To the Editors of the Atheneum Magazine.

GENTLEMEN, In the course of my investigations of the difficulties which the language and manner of Dante occasionally present, I have been led to believe, that in ten or twelve instances at least, in the Inferno alone, modes of interpretation might be offered, which would reconcile the objections of the critics, and remove all doubts of the meaning of the author. Of these, I now subjoin the first, reserving the others for another opportunity.

INF. CANT. I. v. 29, 30.

Ripresi via per la piaggia deserta

Sicchè il piè fermo sempre era il più basso.

In order to ascertain the actual situation, position, and movement of Dante, we ought to go back to verse 13.

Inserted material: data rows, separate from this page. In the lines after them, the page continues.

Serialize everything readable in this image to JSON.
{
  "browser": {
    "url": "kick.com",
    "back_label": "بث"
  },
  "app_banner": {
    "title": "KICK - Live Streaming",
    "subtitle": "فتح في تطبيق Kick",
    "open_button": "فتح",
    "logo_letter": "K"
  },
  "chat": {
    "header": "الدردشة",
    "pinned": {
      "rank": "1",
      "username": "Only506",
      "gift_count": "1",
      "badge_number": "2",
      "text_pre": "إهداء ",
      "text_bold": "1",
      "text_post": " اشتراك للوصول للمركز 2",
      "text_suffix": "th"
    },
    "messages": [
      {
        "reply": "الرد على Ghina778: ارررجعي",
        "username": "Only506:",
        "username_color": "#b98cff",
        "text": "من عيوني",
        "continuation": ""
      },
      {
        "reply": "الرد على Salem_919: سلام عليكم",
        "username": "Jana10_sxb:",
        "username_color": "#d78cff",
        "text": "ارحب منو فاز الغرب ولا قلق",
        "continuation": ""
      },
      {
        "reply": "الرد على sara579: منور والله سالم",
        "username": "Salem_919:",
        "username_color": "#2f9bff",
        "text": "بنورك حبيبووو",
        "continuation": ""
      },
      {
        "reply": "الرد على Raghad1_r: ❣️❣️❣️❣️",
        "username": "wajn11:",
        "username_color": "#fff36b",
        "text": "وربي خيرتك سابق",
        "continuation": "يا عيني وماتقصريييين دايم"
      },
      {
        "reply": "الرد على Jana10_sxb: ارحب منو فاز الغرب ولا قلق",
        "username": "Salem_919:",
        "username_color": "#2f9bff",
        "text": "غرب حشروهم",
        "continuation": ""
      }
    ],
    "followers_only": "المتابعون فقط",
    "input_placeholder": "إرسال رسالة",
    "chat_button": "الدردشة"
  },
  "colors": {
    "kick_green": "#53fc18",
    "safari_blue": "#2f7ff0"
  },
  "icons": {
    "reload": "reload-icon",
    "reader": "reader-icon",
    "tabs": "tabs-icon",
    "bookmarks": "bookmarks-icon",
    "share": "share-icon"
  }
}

Ma poi ch' io fui appiè del colle giunto

Là ove terminava quella valle

and give to the expression appiè del colle, a signification, similar to that conveyed by the following line from one of Petrach's sonnets:

Appiè de' colli ove la bella vesta.

Here every one will admit that the poet does not speak of a place actually adjoining, but merely of a place very near the foot of the hills, in which place Laura was born, and where too the five pernici, supposed to be referred to by the poet, ranged while they lived "unhindered and unhurt."

There appear to me to be two good reasons for this interpretation. First, Dante in order to express perfect contact, makes use, elsewhere, of a much stronger expression. I refer to the 134th verse, of the 17th canto of the Inferno:

Appiè appiè della stagliata rocca

*We have room only for the discussion of one of these passages in this number.